Why do we need to avoid multicollinearity among variables?

When we solve normal equation \(X^tX b = X^tY\), the \(det(X^tX) \approx 0\) condition makes the system highly singular. This leads to high round-off error while computation, resulting in severe error in \(b\).

How to know if the predictor variables are correlated among themselves?

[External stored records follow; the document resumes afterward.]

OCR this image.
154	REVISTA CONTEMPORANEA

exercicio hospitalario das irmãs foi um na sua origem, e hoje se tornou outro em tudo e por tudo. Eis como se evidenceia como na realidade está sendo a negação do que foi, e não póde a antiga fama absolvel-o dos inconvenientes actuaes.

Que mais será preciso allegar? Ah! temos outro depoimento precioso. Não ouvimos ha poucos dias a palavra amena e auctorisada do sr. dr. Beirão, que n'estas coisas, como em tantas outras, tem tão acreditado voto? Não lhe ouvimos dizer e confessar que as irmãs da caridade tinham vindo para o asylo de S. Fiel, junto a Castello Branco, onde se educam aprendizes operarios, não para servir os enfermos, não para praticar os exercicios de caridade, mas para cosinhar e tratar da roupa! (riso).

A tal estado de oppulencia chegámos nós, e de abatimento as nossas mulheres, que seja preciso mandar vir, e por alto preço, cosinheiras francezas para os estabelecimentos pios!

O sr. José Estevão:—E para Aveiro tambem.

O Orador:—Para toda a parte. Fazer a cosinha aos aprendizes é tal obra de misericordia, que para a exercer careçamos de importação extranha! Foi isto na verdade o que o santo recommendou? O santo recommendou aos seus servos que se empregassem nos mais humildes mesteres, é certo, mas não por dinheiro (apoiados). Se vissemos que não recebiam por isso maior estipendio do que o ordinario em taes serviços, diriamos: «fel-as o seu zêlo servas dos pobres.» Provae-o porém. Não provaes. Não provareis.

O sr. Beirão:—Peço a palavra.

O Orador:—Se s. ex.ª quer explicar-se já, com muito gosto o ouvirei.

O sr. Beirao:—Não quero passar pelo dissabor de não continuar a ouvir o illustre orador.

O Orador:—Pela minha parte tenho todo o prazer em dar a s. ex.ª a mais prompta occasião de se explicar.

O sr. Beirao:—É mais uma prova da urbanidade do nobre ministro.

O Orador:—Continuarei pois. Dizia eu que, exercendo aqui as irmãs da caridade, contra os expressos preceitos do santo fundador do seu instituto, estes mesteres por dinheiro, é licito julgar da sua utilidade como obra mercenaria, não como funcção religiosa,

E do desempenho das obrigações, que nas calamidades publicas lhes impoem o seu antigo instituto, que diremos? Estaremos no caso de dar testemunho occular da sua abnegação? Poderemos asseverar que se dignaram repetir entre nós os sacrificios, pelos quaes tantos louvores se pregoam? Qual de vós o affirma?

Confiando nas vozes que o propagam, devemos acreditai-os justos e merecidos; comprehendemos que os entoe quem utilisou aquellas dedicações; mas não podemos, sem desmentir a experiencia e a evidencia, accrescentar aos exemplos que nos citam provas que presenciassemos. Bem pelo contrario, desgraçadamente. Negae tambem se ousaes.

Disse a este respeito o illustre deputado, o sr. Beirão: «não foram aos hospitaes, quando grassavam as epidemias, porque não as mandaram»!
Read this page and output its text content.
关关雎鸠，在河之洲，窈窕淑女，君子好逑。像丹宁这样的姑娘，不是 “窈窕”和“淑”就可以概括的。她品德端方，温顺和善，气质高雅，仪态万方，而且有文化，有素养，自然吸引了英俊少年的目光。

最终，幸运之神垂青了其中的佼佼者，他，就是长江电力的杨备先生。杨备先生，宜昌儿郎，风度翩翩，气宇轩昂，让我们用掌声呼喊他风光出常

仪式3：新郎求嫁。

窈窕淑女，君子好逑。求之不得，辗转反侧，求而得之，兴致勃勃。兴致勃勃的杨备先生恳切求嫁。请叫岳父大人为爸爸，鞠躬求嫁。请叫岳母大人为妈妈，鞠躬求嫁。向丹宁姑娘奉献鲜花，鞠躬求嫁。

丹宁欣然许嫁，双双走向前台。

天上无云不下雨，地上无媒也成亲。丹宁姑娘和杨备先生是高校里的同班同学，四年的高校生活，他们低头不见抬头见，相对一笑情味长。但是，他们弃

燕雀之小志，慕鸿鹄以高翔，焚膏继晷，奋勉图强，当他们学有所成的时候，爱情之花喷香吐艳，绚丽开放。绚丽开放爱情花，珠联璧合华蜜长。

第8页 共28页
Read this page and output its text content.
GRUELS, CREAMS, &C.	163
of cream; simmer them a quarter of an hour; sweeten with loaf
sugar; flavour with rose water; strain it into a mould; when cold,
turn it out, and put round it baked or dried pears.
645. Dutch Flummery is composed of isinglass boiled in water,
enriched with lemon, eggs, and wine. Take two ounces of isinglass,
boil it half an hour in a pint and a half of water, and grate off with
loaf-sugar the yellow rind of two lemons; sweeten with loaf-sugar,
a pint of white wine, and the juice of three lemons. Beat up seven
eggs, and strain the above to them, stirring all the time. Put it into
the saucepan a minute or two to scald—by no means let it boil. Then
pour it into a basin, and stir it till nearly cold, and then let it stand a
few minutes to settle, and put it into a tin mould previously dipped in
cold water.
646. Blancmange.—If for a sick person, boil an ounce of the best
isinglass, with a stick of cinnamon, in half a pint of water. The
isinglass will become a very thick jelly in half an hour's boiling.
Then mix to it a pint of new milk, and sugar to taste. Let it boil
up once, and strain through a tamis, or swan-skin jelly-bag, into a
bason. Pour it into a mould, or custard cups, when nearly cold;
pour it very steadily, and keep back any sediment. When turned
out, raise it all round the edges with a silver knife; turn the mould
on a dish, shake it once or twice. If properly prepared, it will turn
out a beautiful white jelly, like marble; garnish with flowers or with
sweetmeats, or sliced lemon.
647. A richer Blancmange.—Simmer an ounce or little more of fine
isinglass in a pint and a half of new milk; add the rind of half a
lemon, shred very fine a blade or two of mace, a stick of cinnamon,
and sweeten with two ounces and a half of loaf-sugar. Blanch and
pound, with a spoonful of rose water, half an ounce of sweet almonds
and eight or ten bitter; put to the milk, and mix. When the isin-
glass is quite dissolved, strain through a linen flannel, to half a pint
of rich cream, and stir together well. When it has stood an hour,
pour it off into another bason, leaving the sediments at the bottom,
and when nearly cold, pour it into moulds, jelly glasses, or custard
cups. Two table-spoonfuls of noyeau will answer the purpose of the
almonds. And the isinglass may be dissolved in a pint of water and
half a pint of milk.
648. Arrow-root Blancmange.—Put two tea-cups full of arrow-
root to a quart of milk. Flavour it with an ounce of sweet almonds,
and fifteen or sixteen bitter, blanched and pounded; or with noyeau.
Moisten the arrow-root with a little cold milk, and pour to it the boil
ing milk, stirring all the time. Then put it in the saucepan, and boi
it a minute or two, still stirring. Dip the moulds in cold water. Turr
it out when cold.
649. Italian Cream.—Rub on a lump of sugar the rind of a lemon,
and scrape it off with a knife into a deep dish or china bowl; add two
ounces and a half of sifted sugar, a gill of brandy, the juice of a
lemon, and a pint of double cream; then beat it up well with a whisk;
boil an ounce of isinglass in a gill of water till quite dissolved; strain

- uncorrelated \(X_1\) and \(X_2\) \(r_{12}^2=0\) \(SSR(X_1|X_2) = SSR(X_1)\) or \(SSR(X_2|X_1) = SSR(X_2)\)
- perfectly correlated \(X_1\) and \(X_2\) \(r_{12}^2=1\) \((X^tX)^{-1}\) Does not exist. \(\Rightarrow\) infinitely many regression lines
- general effects of multicollinearity (\(0 < r_{12}^2 < 1\)) \(r_{12}^2 \approx 1 \Rightarrow\) increase of explanation ability is not significant.